Agile Leadership Challenge #2: Scaling Management
Yes an agile transformation is supposed to start with agile leadership. But, in reality, Scrum, Kanban and other agile-minded frameworks and practices usually start within smaller IT teams. These innovators then share their success with other teams and agile radiates out from there. It begs a lot of questions without easy answers:
- If it’s bottom-up, how can agile scale?
- How do you go from managing a single agile-backed product or project to agile portfolio management that takes across horizontals and verticals, across products and platforms?
- How do we move the business needle without risking overwork and worse output?
- How do you measure cross-organisational success?
- How do you plan at all levels without risking a reversion to Waterfall?
- How can that sense of agile and servant leadership scale?
At #ATLDN, Nick Winwright will share how the Totaljobs Group almost doubled their Scrum delivery teams in three years, and how the role of leadership had to evolve across the whole organisation to support it.
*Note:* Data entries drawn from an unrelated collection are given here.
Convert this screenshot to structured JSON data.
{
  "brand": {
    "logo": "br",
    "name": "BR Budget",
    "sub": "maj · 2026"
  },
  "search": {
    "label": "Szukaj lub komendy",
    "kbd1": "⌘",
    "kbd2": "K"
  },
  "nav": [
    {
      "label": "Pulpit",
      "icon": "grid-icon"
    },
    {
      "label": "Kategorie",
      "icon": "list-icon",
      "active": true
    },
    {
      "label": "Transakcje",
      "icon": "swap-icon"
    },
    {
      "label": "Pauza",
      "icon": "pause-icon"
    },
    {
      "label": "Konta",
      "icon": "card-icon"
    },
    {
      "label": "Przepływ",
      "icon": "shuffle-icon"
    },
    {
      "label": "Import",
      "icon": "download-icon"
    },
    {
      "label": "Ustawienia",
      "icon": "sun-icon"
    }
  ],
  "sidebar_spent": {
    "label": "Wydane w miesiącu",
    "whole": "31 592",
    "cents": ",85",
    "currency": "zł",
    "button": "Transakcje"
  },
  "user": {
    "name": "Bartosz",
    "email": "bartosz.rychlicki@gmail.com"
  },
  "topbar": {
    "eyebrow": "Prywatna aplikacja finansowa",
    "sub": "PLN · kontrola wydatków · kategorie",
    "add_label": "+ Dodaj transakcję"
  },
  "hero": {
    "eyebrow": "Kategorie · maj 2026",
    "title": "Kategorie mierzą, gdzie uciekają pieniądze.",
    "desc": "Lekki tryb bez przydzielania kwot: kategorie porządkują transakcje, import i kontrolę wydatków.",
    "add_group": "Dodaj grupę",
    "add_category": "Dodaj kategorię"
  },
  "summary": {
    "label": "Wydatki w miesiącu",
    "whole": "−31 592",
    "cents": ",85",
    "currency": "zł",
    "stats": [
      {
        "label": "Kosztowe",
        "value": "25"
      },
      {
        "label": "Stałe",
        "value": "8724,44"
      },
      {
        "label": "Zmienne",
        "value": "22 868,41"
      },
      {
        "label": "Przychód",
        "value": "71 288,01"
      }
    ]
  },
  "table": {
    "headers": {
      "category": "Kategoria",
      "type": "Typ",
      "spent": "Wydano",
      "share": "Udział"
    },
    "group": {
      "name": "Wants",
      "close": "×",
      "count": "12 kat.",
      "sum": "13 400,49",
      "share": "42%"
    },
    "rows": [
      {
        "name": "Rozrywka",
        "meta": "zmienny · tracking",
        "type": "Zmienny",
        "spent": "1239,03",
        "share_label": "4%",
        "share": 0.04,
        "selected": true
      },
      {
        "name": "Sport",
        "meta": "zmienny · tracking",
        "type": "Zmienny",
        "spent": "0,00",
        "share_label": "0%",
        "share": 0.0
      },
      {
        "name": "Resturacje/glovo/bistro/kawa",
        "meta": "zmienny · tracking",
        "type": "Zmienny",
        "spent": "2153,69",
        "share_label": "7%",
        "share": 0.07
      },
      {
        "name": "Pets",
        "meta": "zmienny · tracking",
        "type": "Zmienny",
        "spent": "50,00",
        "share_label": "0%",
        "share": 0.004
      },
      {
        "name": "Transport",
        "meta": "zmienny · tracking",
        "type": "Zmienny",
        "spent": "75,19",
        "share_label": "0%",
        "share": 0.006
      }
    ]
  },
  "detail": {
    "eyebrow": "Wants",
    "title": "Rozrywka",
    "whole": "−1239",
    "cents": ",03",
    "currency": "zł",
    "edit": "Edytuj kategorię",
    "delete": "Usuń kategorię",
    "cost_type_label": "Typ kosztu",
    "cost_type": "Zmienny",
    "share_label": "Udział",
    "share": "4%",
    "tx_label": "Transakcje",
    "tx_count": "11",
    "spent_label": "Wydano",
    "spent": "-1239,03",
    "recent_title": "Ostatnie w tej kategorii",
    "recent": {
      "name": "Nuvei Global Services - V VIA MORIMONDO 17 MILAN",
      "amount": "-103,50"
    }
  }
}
Almudena Rodríguez Pardo will also talk about the ups and downs of one of the most popular enterprise agile frameworks — SAFe: Scaled Agile Framework.
Agile Leadership Challenge #3: It can be exhausting!
In a lot of ways, agile leadership is harder than traditional leadership. If you’re doing it right, you care a lot more. Often you’re the filter between harsh top-level objectives and truly trying to motivate your teammates. You feel the brunt of the pressure of mergers, acquisitions and other major changes to manage. And while your team may be flat, you still feel responsible for communicating decisions ranging from mentoring to hirings and firings.
Burnout isn’t just an agile struggle. Across all industries and around the world, burnout is a real problem. And in the IT space, we are focusing on developer burnout which is essential, but we sometimes neglect to address it in leadership. Particularly if you are embracing the idea of being a servant leader, you can concentrate so much on the needs of the team that you forget self-care. When you give everyone a sense of ownership, how do you make sure that everyone — including you — feels able to disconnect? How can you increase your own motivation?
As Jeremy Renwick puts it, there’s a lot about the idealistic side of agile leadership, but not a lot of practical tips — something he will rectify with his four-pronged talk. Jim Hamill will offer ways to address the most important consequence of business agility — organisational psychology — in his very interactive talk. Finally, back at her sixth Agile Tour London, Portia Tung is giving a talk on Playful Leadership, where you can actually have fun instead of dreading being a change agent.